Acea big sponsor del nuovo stadio quartier generale a Tor di Valle

La penna degli Altri
martedì, 19 dicembre 2017 alle 13:38
stadio roma
LA REPUBBLICA (G. VITALE) - Resterà deluso chi a Tor di Valle sognava di veder sorgere lo stadio Francesco Totti. Perché ci sarà pure un solo capitano, ma il nome dell’impianto — quando vedrà la luce (mai verbo fu più appropriato) — sarà un altro: quello di Acea, lo sponsor che presto potrebbe acquistarne i diritti. Molto meno suggestivo, per la tifoseria romanista, ma politicamente assai più significativo per i grillini che governano la città e, a cascata, la ricca utility dell’energia e dell’acqua.
La trattativa, ancora in fase embrionale, è rigorosamente top secret. A menare le danze con gli americani è il Mr Wolfe del Campidoglio, quel Luca Lanzalone che ha prima sbrogliato su ordine di Beppe Grillo la matassa burocratica che avviluppava il progetto ereditato dalla precedente amministrazione e poi, per ricompensa, è stato piazzato al vertice dell’unica società capitolina quotata in borsa. A patto però di proseguire col tutoraggio della giunta Raggi, specie sulle partite più delicate.
È dunque in questa doppia veste — di angelo custode dei 5Stelle romani e di presidente Acea — che l’avvocato ligure con studio anche a Miami e New York sta portando avanti il negoziato con Kaithlyn Colligan, direttore commerciale per l’Europa di Raptor Group di James Pallotta. La proposta del patron giallorosso, già avanzata ai tempi di Marino ma allora rispedita al mittente, prevede un accordo piuttosto complesso, che Lanzalone sta ora valutando con banche e advisor.

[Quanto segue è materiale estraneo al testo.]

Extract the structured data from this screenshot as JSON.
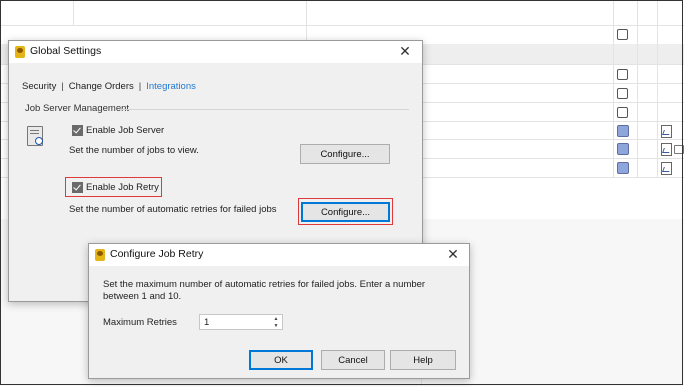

Per trasformare in Acea Stadium la costruenda e ancora anonima arena di Tor di Valle, l’azienda controllata al 51% dal Campidoglio dovrà spendere all’incirca 10 milioni l’anno: la cifra necessaria a comprare e a mantenere l’intitolazione. Tre giorni fa era stato Luca , in un’intervista al
Tempo, a confermare indirettamente l’esistenza di una trattativa. A precisa domanda — come si chiamerà l’impianto? — il costruttore in società con Pallotta aveva risposto: «Sono sicuro si troverà uno sponsor che acquisterà i diritti per il nome».
In compenso, Acea diventerebbe il fornitore ufficiale della cittadella romanista: la vicina centrale di produzione di energia — convertita al teleriscaldamento ( district heating) dopo un lungo e costoso intervento di revamping — alimenterebbe infatti tutti i 212mila metri quadri di cubature previste. Oltre allo stadio, il business park, l’area commerciale, i parcheggi, annessi e connessi.
Ma non è tutto. Lanzalone, insieme all’ad Donnarumma, starebbe pure valutando un’altra mossa, la più azzardata: prendere in affitto una palazzina del business park dove trasferire, ma non prima di 4- 5 anni, tutti i dipendenti di Acea ora dislocati in quattro diversi edifici (due a Piazzale Ostiense; altri due all’Eur), uno solo dei quali di proprietà. Operazione che consentirebbe di concentrarsi in un’unica sede, di risparmiare sui canoni di locazione e magari pure di realizzare una lauta plusvalenza dalla vendita dell’attuale quartier generale con vista Piramide Cestia: ceduto nel 2007 ma ricomprato nel 2012.
Siamo ai preliminari, eppure — a dispetto di qualche azionista — l’Acea Stadium sembra vicino.